In order to test them layer by analyzing the level of temperature and chemical composition, used a program that simulates the composition of the crystal is changed depending on the temperature, pressure and water content in a magma chamber. They suggested that the magma had the same composition as the tuff Lava Creek. Their results and model match, but pointed to the low content of water to the magma chamber. In contrast, the tuff had 5% water by weight, 5 times more than the tuff Lava Creek.

Low water content is surprising, Shamlu explained, because the water and steam creates pressure, which can cause rashes. But Shamlu said that the history of Ukreplenii from hotter temperatures and more barium in the magma chamber just before the eruption suggests a possible cause of the explosion: a mixture of adjacent pockets of magma, calls the event injection. “There are several ways to trigger the eruption, but as of now, we see the mixing of adjacent pockets of magma,” she said.
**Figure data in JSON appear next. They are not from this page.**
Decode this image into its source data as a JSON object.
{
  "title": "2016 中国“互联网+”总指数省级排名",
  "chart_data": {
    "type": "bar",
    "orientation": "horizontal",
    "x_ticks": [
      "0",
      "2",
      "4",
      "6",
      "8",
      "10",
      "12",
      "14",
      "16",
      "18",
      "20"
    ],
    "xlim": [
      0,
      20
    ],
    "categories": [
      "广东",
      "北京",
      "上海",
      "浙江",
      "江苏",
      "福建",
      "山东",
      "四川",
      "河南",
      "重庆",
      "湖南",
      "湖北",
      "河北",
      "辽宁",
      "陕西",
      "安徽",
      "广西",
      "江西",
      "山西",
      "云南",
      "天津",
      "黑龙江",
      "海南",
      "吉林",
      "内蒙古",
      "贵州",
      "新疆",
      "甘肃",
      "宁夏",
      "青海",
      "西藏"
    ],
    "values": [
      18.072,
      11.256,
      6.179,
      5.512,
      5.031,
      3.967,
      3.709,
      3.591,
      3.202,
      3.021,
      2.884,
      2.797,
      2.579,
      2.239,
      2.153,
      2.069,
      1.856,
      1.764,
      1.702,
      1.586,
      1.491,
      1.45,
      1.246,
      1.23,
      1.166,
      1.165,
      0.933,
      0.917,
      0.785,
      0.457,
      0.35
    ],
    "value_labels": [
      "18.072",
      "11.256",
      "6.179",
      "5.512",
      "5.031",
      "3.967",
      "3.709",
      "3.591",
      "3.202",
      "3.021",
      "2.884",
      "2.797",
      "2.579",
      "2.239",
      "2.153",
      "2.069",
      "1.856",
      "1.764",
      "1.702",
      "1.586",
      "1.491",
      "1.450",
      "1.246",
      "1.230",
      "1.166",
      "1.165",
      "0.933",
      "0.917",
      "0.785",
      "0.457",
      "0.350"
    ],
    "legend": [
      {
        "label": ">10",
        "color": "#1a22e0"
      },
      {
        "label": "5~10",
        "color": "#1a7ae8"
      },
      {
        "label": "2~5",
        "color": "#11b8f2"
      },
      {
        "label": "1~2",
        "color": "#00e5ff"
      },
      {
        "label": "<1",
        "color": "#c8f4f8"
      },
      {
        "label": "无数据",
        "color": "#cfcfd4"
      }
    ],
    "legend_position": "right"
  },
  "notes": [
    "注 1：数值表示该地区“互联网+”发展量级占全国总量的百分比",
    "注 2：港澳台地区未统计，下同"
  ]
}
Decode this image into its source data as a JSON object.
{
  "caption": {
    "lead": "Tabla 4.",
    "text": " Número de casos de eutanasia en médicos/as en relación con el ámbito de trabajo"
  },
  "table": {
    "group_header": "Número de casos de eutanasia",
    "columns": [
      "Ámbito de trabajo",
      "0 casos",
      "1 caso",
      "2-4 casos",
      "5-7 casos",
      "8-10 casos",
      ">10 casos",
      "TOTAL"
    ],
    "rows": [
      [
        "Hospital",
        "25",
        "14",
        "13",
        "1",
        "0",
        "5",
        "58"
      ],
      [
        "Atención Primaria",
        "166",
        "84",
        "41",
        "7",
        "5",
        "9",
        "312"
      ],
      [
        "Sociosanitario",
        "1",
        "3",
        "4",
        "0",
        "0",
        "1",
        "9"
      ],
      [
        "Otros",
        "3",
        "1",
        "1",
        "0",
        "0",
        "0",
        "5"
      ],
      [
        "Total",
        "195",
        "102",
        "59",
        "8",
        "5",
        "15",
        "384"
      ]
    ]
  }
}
Magma, or molten rock, which exists in the earth’s crust, can also reach the Earth’s surface. Because it is less dense than surrounding rocks, magma can move up through cracks in the earth’s crust, but when its movement is cornered, it pools into magma chambers. These cameras are enhanced by the igneous injection, when hot material from deeper volcanic reservoirs will be absorbed into smaller units. This injection of hot material just before the eruption can explain the temperature increase recorded in the phenocrysts.

But the presence of barium in the phenocrysts is the Smoking gun, told Shamlu. “Barium does not like to be in the crystal. He likes to hang out in the melt, so that tells us that barium must have been introduced from another source. “Duo believes that this source represents a deeper reservoir within the volcano.

Eric Christiansen, a volcanologist from Brigham young University in Provo, Utah, who was not involved with the study were skeptical of the use of Shamlu software modeling and believes that this type of modeling is not as reliable as a real experiment with real rocks. However, he argued that her work and her analysis is correct. She has an interesting data trace elements barium, the latest addition to the camera, which suggests that this caused the eruption.

The public is always afraid of the truth told Shamlu. To know the trigger mechanism of the eruption is only the first step, according to Chamlou. The next step is understanding how much time-days, months, even years, these changes can be made before the eruption that produced the tuff Lava Creek.

Such information can help Shamlu, and other researchers to correctly read the signs of volcanic activity in Yellowstone and create a model for predicting future super-Eruption of Yellowstone.